Fahrräder und E-Scooter müssen draußen bleiben
Die Anreise mit dem Fahrrad oder E-Scooter ist zwar ausdrücklich erwünscht, auf dem Veranstaltungsgelände selbst sind diese Fahrzeuge jedoch nicht erlaubt. Besucherinnen und Besucher können ihre Räder jedoch bei den zahlreichen Fahrradständern oder in den kostenlosen, bewachten ARBÖ-Fahrradgaragen bei den Zugängen zur Donauinsel abstellen.

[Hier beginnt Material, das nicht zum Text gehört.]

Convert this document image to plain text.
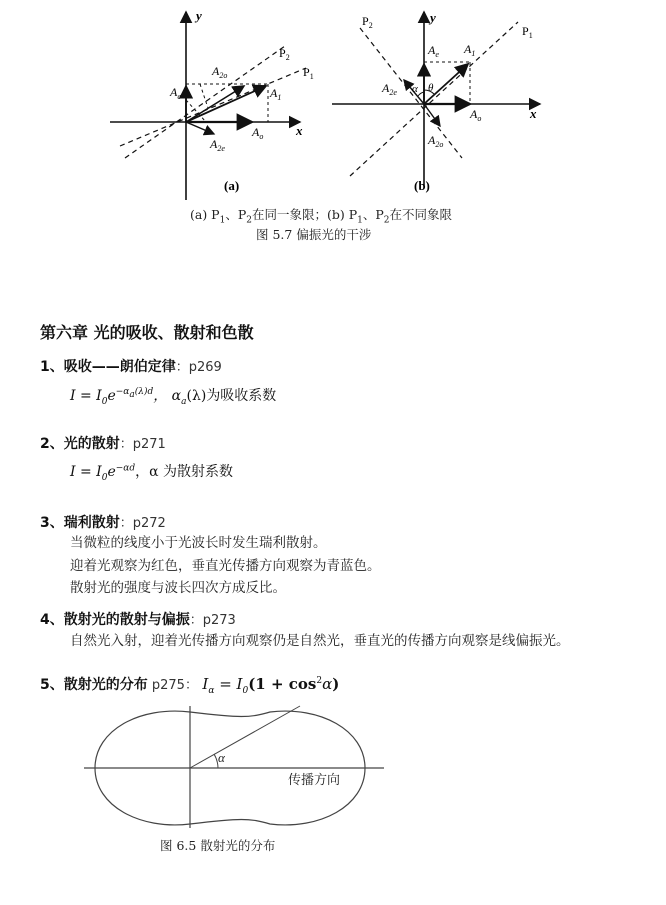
y
x
$P_2$
$P_1$
$A_e$
$A_{2o}$
$A_1$
$A_o$
$A_{2e}$
(a)
y
x
$P_2$	$P_1$
$A_e$ $A_1$
$A_{2e}$ α θ
$A_o$
$A_{2o}$
(b)
(a) $P_1$、$P_2$在同一象限；(b) $P_1$、$P_2$在不同象限
图 5.7 偏振光的干涉
第六章 光的吸收、散射和色散
1、吸收——朗伯定律：p269
$I = I_0e^{-\alpha_a(\lambda)d}$， $\alpha_a(\lambda)$为吸收系数
2、光的散射：p271
$I = I_0e^{-\alpha d}$，α 为散射系数
3、瑞利散射：p272
当微粒的线度小于光波长时发生瑞利散射。
迎着光观察为红色，垂直光传播方向观察为青蓝色。
散射光的强度与波长四次方成反比。
4、散射光的散射与偏振：p273
自然光入射，迎着光传播方向观察仍是自然光，垂直光的传播方向观察是线偏振光。
5、散射光的分布 p275： $I_\alpha = I_0(1 + \cos^2\alpha)$
α
传播方向
图 6.5 散射光的分布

Taschen nur bis maximal A3-Größe
Erlaubt sind ausschließlich Taschen und Rucksäcke bis zur Größe eines A3-Blattes. Wer mit größeren Rucksäcken, Reisekoffern oder ähnlichem Gepäck erscheint, muss damit rechnen, dass ihm der Zutritt verweigert wird.
Regenschirme sind tabu
Auch wenn das Wetter nicht mitspielt: Regenschirme sind aus Sicherheitsgründen auf dem gesamten Festivalgelände verboten. Das gilt ausdrücklich auch für kleine Knirpse. Stattdessen empfehlen die Veranstalter die Verwendung von Regenponchos oder Regencapes.
Tiere dürfen nicht mit aufs Fest
Grundsätzlich sind Tiere auf dem Donauinselfest nicht erlaubt. Eine Ausnahme gilt lediglich für ausgebildete Blindenführ- und Assistenzhunde.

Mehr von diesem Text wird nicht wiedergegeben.